Utah decriminalizing polygamy is still a background issue, with America now convulsed by riots instigated in dozens of cities by radical left-wing anarchist groups such as Antifa seeking to exploit the tragic May 25 death of George Floyd after being improperly restrained by a Minneapolis policeman.
But the issue isn’t being ignored among defenders of traditional monogamous marriage, and not only because many of them predicted in the decade prior to its legalization that homosexual marriage would revive demands for re-legalization of polygamy.
“I and others made that argument on college campus stages all through the 2000s and would be booed and hissed about it, as like, ‘how ridiculous,’” Stanton said.
“But it’s wholly rational. There are now serious people arguing for polyamory [multiple women with multiple men], there are serious people arguing for polygamy.”
Stanton noted that Utah’s polygamy advocates “use the same language” as gay rights advocates who argue that “love is love ... so if you’re going to use that and that’s going to be your banner, then you’ve got to be consistent with that, and the polygamy people just made that case.”
Defenders of traditional monogamy like Stanton argue that recent history and social science leave no doubt that the one-man/one-wife family structure is best for everybody involved, but especially for women and children.
In their study summary, the authors noted that “the anthropological record indicates that approximately 85 percent of human societies have permitted men to have more than one wife (polygynous marriage), and both empirical and evolutionary considerations suggest that large absolute differences in wealth should favor more polygynous marriages.”

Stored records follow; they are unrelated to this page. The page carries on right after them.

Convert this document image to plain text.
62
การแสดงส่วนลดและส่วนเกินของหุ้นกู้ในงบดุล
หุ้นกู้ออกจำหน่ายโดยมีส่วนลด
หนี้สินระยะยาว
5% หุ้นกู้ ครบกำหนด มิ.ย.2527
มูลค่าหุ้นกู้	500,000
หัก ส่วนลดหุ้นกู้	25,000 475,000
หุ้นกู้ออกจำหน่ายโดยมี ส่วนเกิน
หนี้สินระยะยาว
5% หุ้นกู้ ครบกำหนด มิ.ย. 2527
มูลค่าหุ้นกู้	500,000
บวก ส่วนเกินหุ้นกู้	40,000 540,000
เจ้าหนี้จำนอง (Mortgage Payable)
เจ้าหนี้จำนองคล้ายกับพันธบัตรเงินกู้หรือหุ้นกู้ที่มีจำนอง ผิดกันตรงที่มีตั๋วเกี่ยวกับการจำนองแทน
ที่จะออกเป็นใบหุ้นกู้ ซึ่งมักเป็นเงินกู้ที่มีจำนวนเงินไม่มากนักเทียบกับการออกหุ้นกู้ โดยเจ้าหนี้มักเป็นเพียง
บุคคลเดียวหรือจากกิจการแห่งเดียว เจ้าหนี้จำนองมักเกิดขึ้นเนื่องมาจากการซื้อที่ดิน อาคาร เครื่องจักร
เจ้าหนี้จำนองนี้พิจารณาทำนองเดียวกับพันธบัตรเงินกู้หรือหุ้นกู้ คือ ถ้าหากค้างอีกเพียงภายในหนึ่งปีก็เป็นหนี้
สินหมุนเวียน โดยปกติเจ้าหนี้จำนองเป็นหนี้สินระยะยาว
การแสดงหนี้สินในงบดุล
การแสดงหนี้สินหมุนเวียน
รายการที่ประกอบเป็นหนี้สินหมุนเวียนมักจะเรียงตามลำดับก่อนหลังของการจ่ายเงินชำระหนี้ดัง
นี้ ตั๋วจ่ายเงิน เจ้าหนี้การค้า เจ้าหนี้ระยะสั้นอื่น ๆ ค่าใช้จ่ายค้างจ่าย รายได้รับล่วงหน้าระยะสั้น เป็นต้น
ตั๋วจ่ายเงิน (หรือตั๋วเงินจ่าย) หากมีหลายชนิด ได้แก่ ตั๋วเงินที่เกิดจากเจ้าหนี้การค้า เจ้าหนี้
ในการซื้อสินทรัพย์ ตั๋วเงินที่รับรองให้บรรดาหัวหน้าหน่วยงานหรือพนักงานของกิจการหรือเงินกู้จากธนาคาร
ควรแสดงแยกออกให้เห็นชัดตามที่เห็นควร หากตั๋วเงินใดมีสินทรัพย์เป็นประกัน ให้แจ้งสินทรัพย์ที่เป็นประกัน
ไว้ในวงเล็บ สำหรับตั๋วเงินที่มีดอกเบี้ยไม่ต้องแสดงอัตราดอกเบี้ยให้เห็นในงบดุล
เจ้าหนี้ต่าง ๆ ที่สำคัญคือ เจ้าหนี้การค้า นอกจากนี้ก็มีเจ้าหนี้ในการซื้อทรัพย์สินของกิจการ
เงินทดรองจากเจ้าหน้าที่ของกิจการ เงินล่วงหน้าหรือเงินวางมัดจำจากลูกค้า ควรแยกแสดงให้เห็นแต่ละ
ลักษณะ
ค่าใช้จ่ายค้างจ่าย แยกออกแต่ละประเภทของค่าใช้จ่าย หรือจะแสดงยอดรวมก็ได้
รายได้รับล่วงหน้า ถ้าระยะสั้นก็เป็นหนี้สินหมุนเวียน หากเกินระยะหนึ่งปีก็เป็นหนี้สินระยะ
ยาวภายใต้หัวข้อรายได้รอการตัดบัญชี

But in fact, they wrote, “monogamous marriage has spread across Europe, and more recently across the globe, even as absolute wealth differences have expanded.”
Based on the results of their study, the authors concluded that monogamy has become so widespread due to multiple factors associated with “suppressing intrasexual competition and reducing the size of the pool of unmarried men.”
Those factors result in reduced “crime rates, including rape, murder, assault, robbery, and fraud, as well as decreasing personal abuses. By assuaging the competition for younger brides, normative monogamy decreases (i) the spousal age gap, (ii) fertility, and (iii) gender inequality.”
In addition, the authors said that “by shifting male efforts from seeking wives to paternal investment, normative monogamy increases savings, child investment, and economic productivity.”
“By increasing the relatedness within households, normative monogamy reduces intra-household conflict, leading to lower rates of child neglect, abuse, accidental death, and homicide.”
Fagan, a former Deputy Assistant Secretary for Family and Social Policy at the U.S. Department of Health and Human Services, said how vigorously authorities should enforce laws against polygamy “is a prudential question. Decriminalization is not.”
He described Utah’s action as “a subversive act against a culture formed on marriage and family that, done deliberately at the highest levels of government, is also a crime against the truth of ‘for the good of the child, the next generation.’ It is a treacherous act to enshrine it in law.”